A: O meu trabalho é fotografia documental, mas tem um rasgo que, poderia dizer, feminino, na sua abordagem. Não é de todo desligada minha identidade também enquanto mulher na forma como vejo e construo meu mundo fotográfico. Por isso é interessante a relação umbilical que estabeleço com as imagens. São fotografias muitas vezes de mulheres, que também retrato, mulheres grávidas ou mulheres próximas de darem a luz. Fiz um trabalho de doutoramento sobre a estética da afetividade, foi essa a questão mais proeminente da tese que vou defender. E revelou o trabalho que desenvolvi durante 10 anos nas nações indígenas do nordeste do Brasil. Portanto é um trabalho poético de um circuito íntimo que estabeleci com as várias pessoas com quem trabalhei durante esta época e que faz uma representação de como as pessoas se relacionam com a imagem. De que forma constroem sua concepção visual e de como se autorrepresentam e, portanto é um trabalho antropológico, é um trabalho com um caráter naturalmente poético e literário também. Faz muita relação com nossos poetas, com o lirismo e sem dúvida é um trabalho que me deu grande gosto fazer, é um trabalho de encerramento de um capítulo do que foi o meu trabalho artístico.
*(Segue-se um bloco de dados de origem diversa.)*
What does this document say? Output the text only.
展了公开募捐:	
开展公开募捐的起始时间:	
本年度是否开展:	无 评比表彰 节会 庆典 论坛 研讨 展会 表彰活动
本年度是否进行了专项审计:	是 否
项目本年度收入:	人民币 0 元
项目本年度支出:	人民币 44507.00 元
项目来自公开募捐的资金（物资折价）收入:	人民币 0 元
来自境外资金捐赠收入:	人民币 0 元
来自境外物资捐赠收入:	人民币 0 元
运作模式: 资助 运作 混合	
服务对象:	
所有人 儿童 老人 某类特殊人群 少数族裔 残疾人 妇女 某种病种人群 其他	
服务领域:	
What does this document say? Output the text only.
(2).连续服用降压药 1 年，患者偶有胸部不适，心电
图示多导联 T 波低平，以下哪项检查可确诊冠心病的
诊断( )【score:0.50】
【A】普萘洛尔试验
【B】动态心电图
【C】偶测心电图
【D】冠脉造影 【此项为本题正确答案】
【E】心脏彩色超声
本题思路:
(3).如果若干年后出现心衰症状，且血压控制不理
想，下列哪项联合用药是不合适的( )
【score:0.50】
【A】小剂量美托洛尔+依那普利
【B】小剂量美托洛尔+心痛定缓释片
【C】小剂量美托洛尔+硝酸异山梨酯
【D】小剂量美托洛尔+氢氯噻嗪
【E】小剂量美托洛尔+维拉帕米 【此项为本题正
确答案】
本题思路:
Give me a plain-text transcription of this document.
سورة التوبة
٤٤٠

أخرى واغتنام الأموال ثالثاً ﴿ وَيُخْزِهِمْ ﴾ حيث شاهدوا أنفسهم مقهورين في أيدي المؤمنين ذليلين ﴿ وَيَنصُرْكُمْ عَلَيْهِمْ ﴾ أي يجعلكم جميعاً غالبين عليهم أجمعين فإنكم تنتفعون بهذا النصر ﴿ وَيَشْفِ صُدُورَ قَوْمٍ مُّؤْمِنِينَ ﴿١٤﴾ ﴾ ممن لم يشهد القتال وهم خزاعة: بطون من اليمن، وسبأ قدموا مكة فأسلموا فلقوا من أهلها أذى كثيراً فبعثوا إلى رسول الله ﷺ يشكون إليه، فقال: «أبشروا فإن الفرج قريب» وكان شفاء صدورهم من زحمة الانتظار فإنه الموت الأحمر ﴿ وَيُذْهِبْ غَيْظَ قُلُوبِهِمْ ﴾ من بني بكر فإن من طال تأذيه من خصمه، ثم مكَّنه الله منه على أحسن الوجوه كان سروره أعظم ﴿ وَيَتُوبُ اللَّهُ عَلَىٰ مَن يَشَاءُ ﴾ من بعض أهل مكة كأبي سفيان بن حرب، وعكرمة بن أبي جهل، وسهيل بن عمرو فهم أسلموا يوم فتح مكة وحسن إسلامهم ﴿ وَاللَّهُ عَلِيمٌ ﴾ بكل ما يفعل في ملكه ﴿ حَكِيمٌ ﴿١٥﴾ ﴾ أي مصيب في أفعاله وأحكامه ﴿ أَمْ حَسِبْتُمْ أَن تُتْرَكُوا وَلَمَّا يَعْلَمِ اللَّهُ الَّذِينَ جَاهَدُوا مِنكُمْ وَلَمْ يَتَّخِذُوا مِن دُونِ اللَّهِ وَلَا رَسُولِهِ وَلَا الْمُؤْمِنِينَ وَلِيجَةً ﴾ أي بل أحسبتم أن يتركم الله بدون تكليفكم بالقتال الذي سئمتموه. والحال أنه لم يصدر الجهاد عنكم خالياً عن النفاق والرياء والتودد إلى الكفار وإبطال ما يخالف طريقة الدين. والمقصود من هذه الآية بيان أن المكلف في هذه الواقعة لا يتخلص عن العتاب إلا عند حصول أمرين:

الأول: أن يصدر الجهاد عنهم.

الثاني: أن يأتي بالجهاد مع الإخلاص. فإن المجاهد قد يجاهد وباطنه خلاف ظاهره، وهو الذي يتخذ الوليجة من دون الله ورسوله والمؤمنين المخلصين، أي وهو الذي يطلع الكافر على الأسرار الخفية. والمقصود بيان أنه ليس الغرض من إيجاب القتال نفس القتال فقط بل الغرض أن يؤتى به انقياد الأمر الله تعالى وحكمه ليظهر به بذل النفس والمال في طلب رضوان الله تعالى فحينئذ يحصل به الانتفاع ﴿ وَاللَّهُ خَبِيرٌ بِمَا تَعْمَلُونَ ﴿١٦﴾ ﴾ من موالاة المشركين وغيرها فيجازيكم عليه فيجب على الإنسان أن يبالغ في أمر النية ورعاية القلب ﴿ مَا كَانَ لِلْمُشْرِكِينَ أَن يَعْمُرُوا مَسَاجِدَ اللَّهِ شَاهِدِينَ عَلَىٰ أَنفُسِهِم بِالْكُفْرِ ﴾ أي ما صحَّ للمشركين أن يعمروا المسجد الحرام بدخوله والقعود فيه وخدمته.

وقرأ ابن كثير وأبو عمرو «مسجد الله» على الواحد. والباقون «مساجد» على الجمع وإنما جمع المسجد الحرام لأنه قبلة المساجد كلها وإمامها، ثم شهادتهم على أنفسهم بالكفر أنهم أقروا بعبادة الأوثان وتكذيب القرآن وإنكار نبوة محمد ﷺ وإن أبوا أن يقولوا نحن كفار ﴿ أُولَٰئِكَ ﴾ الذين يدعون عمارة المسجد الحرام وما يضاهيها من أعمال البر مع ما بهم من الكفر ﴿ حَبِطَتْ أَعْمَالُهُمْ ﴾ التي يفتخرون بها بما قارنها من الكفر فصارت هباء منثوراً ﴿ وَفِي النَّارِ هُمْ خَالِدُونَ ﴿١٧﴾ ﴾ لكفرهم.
Eu fiz o doutoramento com uma orientadora brasileira na área da tecnologia digital, mas muito conhecedora das nações indígenas e, portanto é uma relação muito interessante entre o que é o xamanismo e a arte digital e portanto nesse aspecto a relação indígena e a tecnologia foram muito importantes para o trabalho. Por outro lado tive o acompanhamento de uma investigadora portuguesa que me ajudou na parte de metodologia de investigação e por isso as duas componentes foram muito importantes para o meu trabalho.

N: Eu gostaria de retomar um pouco a parte que tu falastes sobre o feminino dentro da fotografia e sobre o afeto. Tu verias uma forma feminina de fotografar ou temas femininos ou acha que isso não existe? Poderias falar um pouco sobre essa questão do feminino e sobre como a mulher se representa?

A: Há um olhar muito particular na forma de ver feminina e não significa que essa forma de ver seja específica da mulher, porque também há formas de ver muito femininas que são específicas do homem. Mas, no que concerne ao meu trabalho, sem dúvida há um olhar feminino. Acima de tudo porque procura ter um lado respeitador da mulher e naturalmente há muita poética e muita nostalgia nas imagens. São imagens que carregam uma carga afetiva importante e por isso, sim, sem dúvida, há uma forma e um gênero feminino. Agora se é do homem ou da mulher, creio que é distinto, é relativo. A mulher tem um lado naturalmente poético, sensível, e, portanto todas essas características são visíveis também na forma de fotografar.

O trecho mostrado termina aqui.